# Background

In Machine Learning, quantization generally refers to the process of converting from floating point to fixed point integer. Imagimob Studio now has the quantization functionality available in the Edge tab, which allows you to quantize your model with a simple click. The quantization in Studio is a hybrid quantized method, meaning that only the network is quantized but not the preprocessor.

In this section, we are going to guide you through how to quantize a model in Imagimob Studio. A list of all supported Tensorflow layers that can be quantized in Imagimob Studio is available in the Quantization Layers. Notice that we only focus on the quantization here. For other functionalities in the Edge tab, please refer to Edge Optimization.

For you who are interested in delving into the maths of quantization, the theory behind it, and its implementation in Imagimob AI, please refer to quantization white paper (opens new window).

# Edge Build with quantization

Firstly, in Imagimob Studio, open the model .h5 file that you want to quantize and go to the Edge tab. Next, select Preprocessor and Quantized Network as the Build method and click on the Quantization Options button.

# Quantization Options

# Representative Data Set

For model quantization, you need to have the training data and/or validation data as the representative data, which should be a set of data that is large enough to represent typical values. Here we recommend that you use all of the training data.

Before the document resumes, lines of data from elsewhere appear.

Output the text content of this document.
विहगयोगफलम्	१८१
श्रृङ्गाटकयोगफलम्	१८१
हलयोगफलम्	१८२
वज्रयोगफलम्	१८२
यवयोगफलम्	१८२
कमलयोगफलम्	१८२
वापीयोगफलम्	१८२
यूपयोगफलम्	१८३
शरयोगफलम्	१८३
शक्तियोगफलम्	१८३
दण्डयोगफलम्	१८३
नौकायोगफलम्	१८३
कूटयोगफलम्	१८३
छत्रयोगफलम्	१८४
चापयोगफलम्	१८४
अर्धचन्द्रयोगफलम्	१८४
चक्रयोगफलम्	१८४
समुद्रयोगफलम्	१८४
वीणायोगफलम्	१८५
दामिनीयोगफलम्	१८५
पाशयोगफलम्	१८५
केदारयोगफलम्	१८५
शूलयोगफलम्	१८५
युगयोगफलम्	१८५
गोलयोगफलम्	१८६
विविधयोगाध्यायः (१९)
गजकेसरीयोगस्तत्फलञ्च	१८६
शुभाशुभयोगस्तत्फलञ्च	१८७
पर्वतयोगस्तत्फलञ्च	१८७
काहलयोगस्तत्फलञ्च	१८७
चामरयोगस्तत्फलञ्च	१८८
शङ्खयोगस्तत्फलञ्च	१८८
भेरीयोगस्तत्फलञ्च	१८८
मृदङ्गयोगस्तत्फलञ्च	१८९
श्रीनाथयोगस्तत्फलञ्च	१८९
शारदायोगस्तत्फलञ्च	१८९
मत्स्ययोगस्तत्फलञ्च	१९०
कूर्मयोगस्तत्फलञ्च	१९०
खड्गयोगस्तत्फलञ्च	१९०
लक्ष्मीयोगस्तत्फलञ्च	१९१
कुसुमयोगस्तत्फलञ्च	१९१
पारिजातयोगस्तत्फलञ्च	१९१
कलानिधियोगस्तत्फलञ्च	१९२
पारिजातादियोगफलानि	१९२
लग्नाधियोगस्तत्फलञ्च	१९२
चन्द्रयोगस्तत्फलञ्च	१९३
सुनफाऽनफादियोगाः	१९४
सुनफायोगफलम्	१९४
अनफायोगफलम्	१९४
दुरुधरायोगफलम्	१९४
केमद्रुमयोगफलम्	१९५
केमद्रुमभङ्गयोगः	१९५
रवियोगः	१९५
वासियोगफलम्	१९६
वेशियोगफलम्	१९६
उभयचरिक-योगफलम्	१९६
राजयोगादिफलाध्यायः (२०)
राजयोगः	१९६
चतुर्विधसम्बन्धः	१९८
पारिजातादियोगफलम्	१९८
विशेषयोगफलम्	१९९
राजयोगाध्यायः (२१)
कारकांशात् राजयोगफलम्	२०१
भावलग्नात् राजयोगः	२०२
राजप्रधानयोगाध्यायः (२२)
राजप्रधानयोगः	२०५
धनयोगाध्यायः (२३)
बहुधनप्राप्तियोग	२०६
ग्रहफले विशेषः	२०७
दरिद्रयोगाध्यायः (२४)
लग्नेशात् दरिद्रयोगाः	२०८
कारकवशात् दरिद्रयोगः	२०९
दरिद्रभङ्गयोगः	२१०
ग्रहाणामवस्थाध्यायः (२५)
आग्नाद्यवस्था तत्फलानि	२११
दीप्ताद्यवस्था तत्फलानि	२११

As shown in the picture above, we provide two options to get the representative dataset. You can select

  • Use Project file(.improj or .imdb) to choose the Imagimob project file that you used for training the model that you want to quantize.
  • Recursive Directory Search if you know the training data location. Then you need to choose the directory where you saved the data. Furthermore, remember to use a correct File filter to get the right data files. And check the two boxes if the data files are in CSV format and they have a header row as well as timestamps as the first column.

# Check Introduced Quantization Error

With the quantization, the model might behave differently from the original model. Hence, to make sure that the quantized model predicts similarly to the original model, you need to check the quantization error before deploying it on the device. You can check the abs error, the mean error, and the argmax error of the quantized model's prediction compared to the original prediction. You can use the default values for them or customize them. In practice, the choice of the error metric depends on the application. For example, a regression model is more sensitive to the abs error or mean error. But for a classifier, the argmax error is more important.